Réponse de le 03/06/2014 à 7:27 :
Oui je pense aussi qu'il est temps de faire avancer l'Europe qui n'a pas été soutenue depuis Chirac en France. C'est notre avenir.
Réponse de le 03/06/2014 à 8:16 :
A part les éternnelles formules incantatoires et les promesses de lendemain qui chantent, ce qu'on constate surtout, ce sont les dégâts du grand marché financiarisé et ouvert à tous les vents et la montée des populismes. Vos technocrates de l'EURSS ont réussi l'exploit de faire détester l'idée européenne par 25% du corps électoral et de rendre les autres citoyens pour le moins "euroseptiques" ou "euroréalistes"...
a écrit le 02/06/2014 à 23:46 :
L'Union Européenne fonctionne comme une dictature puisque la Commission de non élus à les pouvoirs législatif et exécutifs. Tous ceux qui veulent "changer l'Europe" ne nous parlent jamais de l'article 48 du TUE qui prévoit que toute modification des traités ne peut se faire qu'avec l'unanimité des 28 pays membres quelque soit le mode de révision choisi, ordinaire ou simplifié. Obtenir l'unanimité sur 28 est en pratique irréalisable. Pour ceux qui veulent comprendre rendez vous sur le site de François Asselineau et de l'UPR.
a écrit le 02/06/2014 à 18:25 :
Romaric Godin écrit : "Mais pouvait-il en être vraiment autrement ?" Eh bien, non, justement. L'Europe, c'est quoi en définitive ? C'est un grand marché commun avec une monnaie commune où il faut être toujours plus compétitif que son voisin pour faire du fric et encore du fric au détriment de tout le reste et surtout du travail et du social, là où il y a encore de la marge à prendre. Il ne faut donc pas s'attendre à ce que l'Allemagne donne entre 12 et 15% de son PIB chaque année (si l'Europe fédérale existait) aux pays dont la balance commerciale est déficitaire.
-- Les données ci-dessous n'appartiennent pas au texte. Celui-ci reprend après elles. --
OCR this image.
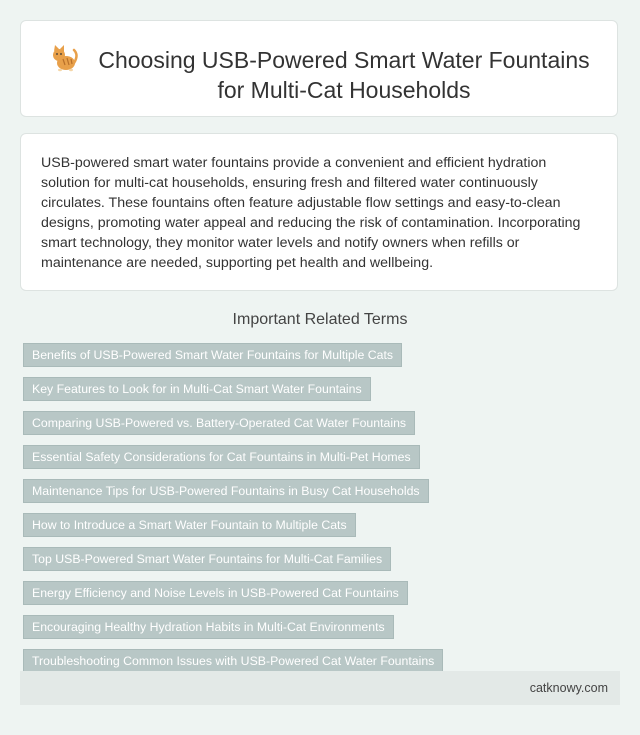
Choosing USB-Powered Smart Water Fountains
for Multi-Cat Households
USB-powered smart water fountains provide a convenient and efficient hydration solution for multi-cat households, ensuring fresh and filtered water continuously circulates. These fountains often feature adjustable flow settings and easy-to-clean designs, promoting water appeal and reducing the risk of contamination. Incorporating smart technology, they monitor water levels and notify owners when refills or maintenance are needed, supporting pet health and wellbeing.
Important Related Terms
Benefits of USB-Powered Smart Water Fountains for Multiple Cats
Key Features to Look for in Multi-Cat Smart Water Fountains
Comparing USB-Powered vs. Battery-Operated Cat Water Fountains
Essential Safety Considerations for Cat Fountains in Multi-Pet Homes
Maintenance Tips for USB-Powered Fountains in Busy Cat Households
How to Introduce a Smart Water Fountain to Multiple Cats
Top USB-Powered Smart Water Fountains for Multi-Cat Families
Energy Efficiency and Noise Levels in USB-Powered Cat Fountains
Encouraging Healthy Hydration Habits in Multi-Cat Environments
Troubleshooting Common Issues with USB-Powered Cat Water Fountains
catknowy.com
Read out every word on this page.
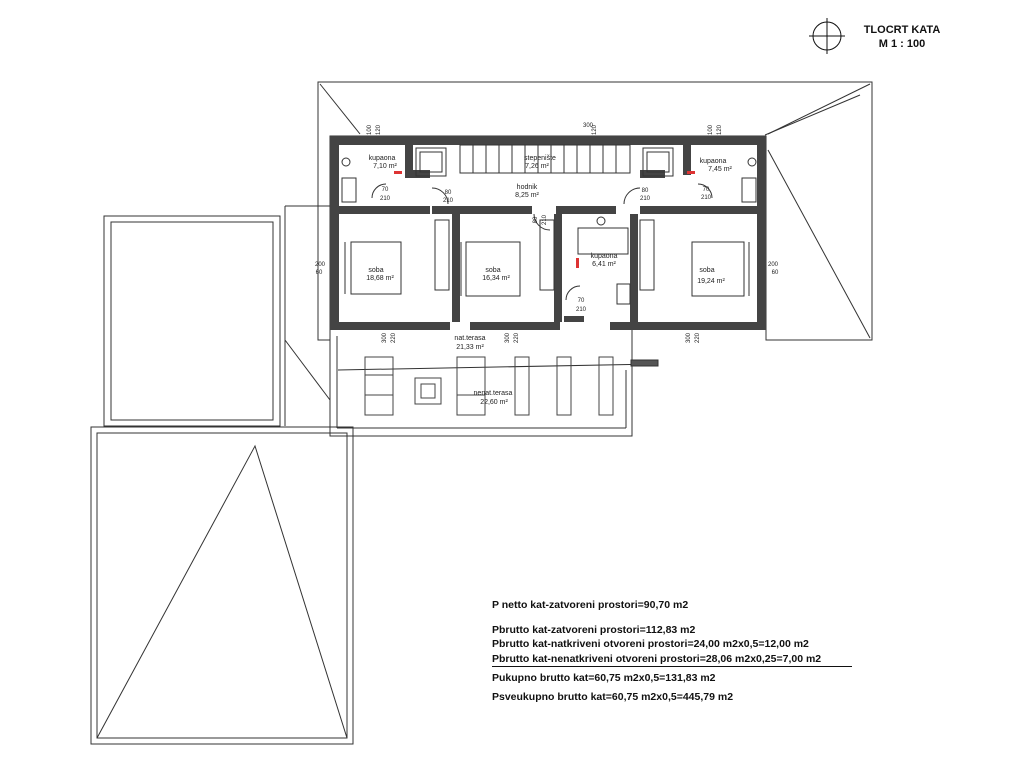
TLOCRT KATA
M 1 : 100
kupaona
7,10 m²
stepenište
7,26 m²
kupaona
7,45 m²
hodnik
8,25 m²
soba
18,68 m²
soba
16,34 m²
kupaona
6,41 m²
soba
19,24 m²
nat.terasa
21,33 m²
nenat.terasa
22,60 m²
100 120	300
120	100 120
70
210
80
210
80
210
70
210
80 210
70
210
200
60
200
60
300 220	300 220	300 220
P netto kat-zatvoreni prostori=90,70 m2
Pbrutto kat-zatvoreni prostori=112,83 m2
Pbrutto kat-natkriveni otvoreni prostori=24,00 m2x0,5=12,00 m2
Pbrutto kat-nenatkriveni otvoreni prostori=28,06 m2x0,25=7,00 m2
Pukupno brutto kat=60,75 m2x0,5=131,83 m2
Psveukupno brutto kat=60,75 m2x0,5=445,79 m2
L'Europe, telle qu'elle a été postulée (marché commun), ne peut être que cela et rien d'autre. Alors ceux qui disent "on va changer l'Europe"... Faudrait qu'ils se réveillent un peu, ça fait plus de 35 ans, qu'ils nous la serine !
Réponse de le 02/06/2014 à 20:05 :
l'Allemagne travaille" pour l'Allemagne ! en affaires, il n'y a ni sentiments, ni sensibleries....on est loin des échanges cordiaux, etc que l'on nous avait fait miroiter....
Réponse de le 03/06/2014 à 3:03 :
C'est depuis Chirac en France que l'Europe n'évolue plus, ce n'est pas une fatalité. Par ailleurs l'Europe est loin de n'être qu'un "marché" où chaque pays est en compétition. C'est mal connaître les nombreux porgrammes européens et coopérations, échanges inter entreprises etc. Et on peut mieux faire encore mais il faut le vouloir et pas voter FN.
a écrit le 02/06/2014 à 16:56 :
Ce que l'on voit surtout, c'est qu'un unique objet est au centre du problème : l'euro.

C'est lui qui pousse à un renforcement de Bruxelles que les Anglais ne souhaitent pas, même s'ils ne sont pas concernés.
Et c'est aussi lui qui pose la question de la mutualisation (qui ne sera évidemment jamais acceptée par l'Allemagne, en tout cas à des niveaux suffisants) et donc crée les divergences entre l'Allemagne, la France et l'Italie.

Sa création apparait donc une fois de plus comme un mauvais choix.
Réponse de le 03/06/2014 à 3:06 :
Ce n'est pas l'euro le problème, c'est une monnaie comme une autre. Ce sont les dérives de certains pays qui le composent et qu'il faut réduire. A quels taux emprunterions nous si nous n'étions dans l'euro ? Avec quelques 2000 milliards de dettes, 5% de taux en plus c'est 100 milliards en plus par an !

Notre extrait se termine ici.